Gastbeitrag

Cloud-Services – EBA-Leitlinien bereiten Probleme

Jan Pohle
Jan Pohle © DLA Piper

Am 30.9.19 treten die von der European Banking Authority (EBA) im Februar 2019 veröffentlichten Leitlinien zum regulatorischen Umgang mit Auslagerungen (EBA/GL/2019/02) in Kraft. Diese neuen Regeln gelten u. a. für Auslagerungen durch Kreditinstitute und Finanzdienstleister sowie Zahlungs- und E-Geld-Institute in die Cloud und lösen die Empfehlungen der EBA zur Auslagerung an Cloud-Anbieter vom März 2018 (EBA/Rec/2017/03) ab. Wesentliche Parameter und Auswirkungen dieser Neuerung auf den bestehenden finanzregulatorischen Rahmen für Auslagerungen in die Cloud erläutert Jan Pohle, Partner im Kölner Büro der Sozietät DLA Piper.
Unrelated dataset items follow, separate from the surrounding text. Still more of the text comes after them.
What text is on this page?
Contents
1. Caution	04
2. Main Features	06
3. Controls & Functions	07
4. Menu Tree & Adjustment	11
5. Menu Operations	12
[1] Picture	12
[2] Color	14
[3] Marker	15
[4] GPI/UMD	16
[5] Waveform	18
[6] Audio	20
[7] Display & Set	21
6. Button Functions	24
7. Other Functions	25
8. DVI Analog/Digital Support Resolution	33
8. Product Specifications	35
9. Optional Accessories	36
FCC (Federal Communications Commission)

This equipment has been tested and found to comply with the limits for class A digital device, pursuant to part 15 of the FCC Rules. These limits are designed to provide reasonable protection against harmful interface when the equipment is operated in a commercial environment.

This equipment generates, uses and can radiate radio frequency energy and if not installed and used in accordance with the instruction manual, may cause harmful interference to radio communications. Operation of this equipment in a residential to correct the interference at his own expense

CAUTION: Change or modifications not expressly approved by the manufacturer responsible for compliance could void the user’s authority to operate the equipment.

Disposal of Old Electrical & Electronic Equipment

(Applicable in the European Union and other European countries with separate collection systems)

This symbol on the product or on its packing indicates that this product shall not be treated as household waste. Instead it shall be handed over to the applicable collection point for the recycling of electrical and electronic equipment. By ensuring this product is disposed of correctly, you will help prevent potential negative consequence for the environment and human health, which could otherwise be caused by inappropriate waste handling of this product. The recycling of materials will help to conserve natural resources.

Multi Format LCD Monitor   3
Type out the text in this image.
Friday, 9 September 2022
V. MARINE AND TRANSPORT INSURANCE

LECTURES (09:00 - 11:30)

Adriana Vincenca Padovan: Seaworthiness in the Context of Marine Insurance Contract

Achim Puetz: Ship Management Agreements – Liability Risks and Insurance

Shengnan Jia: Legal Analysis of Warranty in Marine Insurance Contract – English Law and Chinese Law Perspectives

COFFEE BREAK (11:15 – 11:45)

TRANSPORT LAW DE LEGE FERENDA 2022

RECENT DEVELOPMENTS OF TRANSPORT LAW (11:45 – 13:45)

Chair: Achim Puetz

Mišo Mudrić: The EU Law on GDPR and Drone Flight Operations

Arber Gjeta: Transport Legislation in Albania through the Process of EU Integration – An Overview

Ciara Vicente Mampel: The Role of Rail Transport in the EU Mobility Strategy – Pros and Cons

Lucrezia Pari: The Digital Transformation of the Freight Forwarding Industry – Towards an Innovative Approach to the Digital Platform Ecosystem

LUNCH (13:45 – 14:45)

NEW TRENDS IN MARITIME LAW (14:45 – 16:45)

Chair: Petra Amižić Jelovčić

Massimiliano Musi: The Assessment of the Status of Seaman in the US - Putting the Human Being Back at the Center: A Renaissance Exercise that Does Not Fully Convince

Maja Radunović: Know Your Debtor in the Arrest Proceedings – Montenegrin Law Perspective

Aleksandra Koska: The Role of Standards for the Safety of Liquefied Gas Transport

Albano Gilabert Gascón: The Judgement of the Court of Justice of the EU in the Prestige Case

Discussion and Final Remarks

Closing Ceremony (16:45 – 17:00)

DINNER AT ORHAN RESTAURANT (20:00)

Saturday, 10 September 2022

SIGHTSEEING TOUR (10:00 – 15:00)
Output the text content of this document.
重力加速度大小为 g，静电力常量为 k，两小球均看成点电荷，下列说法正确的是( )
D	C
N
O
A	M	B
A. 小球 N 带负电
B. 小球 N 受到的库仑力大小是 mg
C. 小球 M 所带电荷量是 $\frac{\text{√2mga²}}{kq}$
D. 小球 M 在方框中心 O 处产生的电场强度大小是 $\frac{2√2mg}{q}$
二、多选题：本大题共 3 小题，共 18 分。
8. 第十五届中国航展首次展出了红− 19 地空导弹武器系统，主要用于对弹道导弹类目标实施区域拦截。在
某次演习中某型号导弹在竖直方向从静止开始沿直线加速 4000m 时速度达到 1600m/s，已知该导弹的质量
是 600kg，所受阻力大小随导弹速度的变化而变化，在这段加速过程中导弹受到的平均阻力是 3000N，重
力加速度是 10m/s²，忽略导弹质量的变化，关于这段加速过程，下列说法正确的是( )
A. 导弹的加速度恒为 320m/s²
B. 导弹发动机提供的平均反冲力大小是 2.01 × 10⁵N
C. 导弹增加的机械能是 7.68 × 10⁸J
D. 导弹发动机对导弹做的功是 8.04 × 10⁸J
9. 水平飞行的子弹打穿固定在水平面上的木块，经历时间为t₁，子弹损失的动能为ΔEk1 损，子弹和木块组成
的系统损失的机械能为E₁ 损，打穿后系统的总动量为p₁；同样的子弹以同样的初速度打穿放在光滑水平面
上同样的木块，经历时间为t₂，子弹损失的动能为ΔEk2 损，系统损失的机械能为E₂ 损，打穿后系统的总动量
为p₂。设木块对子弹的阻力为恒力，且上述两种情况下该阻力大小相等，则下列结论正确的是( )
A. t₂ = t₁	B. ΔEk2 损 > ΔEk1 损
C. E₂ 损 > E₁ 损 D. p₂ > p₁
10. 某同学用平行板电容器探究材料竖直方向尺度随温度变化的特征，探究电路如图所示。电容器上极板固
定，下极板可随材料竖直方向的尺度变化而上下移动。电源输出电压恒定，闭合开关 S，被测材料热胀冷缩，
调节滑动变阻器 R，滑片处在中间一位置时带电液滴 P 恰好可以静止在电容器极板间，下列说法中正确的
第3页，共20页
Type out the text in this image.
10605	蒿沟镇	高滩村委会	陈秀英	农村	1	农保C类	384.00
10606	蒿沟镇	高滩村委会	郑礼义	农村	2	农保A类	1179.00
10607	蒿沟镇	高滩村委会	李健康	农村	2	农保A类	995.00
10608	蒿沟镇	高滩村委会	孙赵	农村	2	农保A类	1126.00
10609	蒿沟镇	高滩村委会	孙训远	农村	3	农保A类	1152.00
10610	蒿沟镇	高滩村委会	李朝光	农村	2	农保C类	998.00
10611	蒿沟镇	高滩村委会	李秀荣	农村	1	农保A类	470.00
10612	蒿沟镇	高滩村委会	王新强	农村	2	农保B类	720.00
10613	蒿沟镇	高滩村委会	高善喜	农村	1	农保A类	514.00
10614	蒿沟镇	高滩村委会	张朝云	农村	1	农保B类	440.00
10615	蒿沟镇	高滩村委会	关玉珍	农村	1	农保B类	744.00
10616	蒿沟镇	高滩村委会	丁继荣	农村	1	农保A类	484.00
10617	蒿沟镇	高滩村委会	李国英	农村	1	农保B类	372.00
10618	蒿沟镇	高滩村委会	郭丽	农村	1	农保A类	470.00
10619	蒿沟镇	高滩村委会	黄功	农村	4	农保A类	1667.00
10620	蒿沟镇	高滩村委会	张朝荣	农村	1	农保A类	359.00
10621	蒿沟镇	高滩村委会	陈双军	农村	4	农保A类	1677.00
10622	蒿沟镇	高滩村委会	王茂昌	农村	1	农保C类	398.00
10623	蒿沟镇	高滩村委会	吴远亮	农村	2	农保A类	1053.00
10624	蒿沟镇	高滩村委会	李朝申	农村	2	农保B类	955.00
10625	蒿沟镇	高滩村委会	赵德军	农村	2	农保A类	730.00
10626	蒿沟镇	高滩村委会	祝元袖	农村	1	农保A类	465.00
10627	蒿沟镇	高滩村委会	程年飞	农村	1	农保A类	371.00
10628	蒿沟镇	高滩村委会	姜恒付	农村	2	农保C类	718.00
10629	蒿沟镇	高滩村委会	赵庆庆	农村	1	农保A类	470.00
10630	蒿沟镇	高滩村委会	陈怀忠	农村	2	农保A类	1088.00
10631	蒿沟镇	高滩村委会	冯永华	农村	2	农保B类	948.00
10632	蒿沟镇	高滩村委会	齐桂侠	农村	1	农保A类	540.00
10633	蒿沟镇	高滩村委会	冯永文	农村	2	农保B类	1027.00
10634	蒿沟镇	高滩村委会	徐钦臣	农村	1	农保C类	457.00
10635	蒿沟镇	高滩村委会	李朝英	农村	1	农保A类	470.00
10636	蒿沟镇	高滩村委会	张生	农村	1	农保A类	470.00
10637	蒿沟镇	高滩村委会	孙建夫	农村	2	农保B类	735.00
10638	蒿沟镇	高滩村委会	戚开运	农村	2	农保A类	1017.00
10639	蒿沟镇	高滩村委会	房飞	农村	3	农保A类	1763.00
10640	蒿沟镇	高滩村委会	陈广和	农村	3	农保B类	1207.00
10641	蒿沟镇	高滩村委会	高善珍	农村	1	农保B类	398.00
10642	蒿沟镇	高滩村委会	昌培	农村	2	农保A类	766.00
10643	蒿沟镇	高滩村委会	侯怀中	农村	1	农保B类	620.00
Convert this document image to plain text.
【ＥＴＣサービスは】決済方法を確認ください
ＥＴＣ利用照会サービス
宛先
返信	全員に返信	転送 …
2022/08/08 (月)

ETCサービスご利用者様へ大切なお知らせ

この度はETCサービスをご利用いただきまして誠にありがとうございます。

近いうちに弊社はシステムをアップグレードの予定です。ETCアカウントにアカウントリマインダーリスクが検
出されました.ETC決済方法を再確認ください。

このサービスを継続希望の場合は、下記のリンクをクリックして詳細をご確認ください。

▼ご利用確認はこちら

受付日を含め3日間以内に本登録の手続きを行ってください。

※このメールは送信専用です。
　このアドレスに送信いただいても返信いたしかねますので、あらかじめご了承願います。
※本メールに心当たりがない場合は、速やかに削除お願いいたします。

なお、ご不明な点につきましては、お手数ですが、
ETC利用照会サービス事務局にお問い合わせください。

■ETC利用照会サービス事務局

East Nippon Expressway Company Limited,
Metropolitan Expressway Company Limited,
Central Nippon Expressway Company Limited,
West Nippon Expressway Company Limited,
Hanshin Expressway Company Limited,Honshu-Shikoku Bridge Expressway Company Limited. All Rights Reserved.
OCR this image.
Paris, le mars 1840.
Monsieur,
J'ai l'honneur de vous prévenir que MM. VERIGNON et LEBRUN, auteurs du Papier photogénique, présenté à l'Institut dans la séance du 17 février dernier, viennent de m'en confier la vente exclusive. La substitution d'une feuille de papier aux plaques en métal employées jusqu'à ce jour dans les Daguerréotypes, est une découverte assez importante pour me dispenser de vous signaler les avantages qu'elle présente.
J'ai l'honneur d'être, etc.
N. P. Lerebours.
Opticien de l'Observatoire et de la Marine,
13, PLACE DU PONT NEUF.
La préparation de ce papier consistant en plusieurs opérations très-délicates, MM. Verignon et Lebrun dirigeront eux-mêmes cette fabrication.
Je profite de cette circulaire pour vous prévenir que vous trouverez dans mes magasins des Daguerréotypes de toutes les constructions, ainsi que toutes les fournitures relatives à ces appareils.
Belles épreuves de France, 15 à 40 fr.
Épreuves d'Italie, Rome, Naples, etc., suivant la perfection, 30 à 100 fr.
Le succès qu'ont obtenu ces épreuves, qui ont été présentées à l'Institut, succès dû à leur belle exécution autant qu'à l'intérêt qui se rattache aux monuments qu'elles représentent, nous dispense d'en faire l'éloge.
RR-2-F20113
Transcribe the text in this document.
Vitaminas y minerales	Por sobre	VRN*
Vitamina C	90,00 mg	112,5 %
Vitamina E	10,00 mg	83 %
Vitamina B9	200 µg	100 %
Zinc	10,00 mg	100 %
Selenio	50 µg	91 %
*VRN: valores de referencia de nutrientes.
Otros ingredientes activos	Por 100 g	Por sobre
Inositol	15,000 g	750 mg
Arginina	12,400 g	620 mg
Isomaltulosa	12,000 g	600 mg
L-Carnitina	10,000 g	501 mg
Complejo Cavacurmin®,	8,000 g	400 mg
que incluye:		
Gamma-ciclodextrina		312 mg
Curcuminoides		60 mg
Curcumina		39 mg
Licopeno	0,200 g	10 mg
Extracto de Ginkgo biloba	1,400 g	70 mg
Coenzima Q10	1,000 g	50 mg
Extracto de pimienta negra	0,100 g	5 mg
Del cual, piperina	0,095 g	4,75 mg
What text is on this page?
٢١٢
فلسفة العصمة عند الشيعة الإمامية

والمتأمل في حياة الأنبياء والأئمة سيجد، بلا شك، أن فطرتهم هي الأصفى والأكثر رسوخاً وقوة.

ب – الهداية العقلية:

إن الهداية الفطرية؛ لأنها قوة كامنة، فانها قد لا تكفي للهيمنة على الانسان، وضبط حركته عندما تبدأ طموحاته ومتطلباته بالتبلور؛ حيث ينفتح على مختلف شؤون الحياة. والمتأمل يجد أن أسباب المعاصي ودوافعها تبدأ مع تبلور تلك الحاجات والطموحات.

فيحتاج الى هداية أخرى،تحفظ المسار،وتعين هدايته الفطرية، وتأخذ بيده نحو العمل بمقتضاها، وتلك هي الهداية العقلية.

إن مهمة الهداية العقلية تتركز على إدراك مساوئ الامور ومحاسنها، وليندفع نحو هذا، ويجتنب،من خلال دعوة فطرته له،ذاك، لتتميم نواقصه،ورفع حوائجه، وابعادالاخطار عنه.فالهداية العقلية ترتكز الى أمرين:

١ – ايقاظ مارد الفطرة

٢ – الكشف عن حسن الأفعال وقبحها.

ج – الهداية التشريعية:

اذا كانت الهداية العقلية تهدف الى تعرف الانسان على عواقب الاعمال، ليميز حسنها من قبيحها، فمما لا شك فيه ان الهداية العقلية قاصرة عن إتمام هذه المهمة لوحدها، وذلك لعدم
Bislang konkretisierten die „Mindestanforderungen an das Risikomanagement“ (MaRisk) und die „bankaufsichtlichen Anforderungen an die IT“ (BAIT) ergänzt um die BaFin-Orientierungshilfe zu Auslagerungen an Cloud-Anbieter („Orientierungshilfe“) sowie die bestehenden EBA-Empfehlungen die aufsichtsrechtlichen Anforderungen für Auslagerungen durch Kreditinstitute und Finanzdienstleister in die Cloud im nationalen Umfeld. Die nunmehr in Kraft tretenden EBA-Leitlinien begründen nunmehr ein einheitliches Rahmenwerk für Auslagerungen nicht nur für Kreditinstitute und Finanzdienstleister, sondern weitergehend auch für Zahlungs- und E-Geld-Institute. Geltung beanspruchen die EBA-Leitlinien für diejenigen Institute, die der Aufsicht der Europäischen Zentralbank (EZB) unterliegen. Im Übrigen behält sich die BaFin in ihrem Zuständigkeitsbereich vor, auf Grundlage der EBA-Leitlinien ihre in der MaRisk, den BAIT sowie der Orientierungshilfe konkretisierte Verwaltungspraxis anzupassen. In zeitlicher Hinsicht gelten die EBA-Leitlinien unmittelbar für alle ab dem 30.9.19 neu abgeschlossenen Verträge über Cloud-Services. Für bestehende cloud-basierte Auslagerungen gilt eine Übergangsfrist bis zum 31.12.21.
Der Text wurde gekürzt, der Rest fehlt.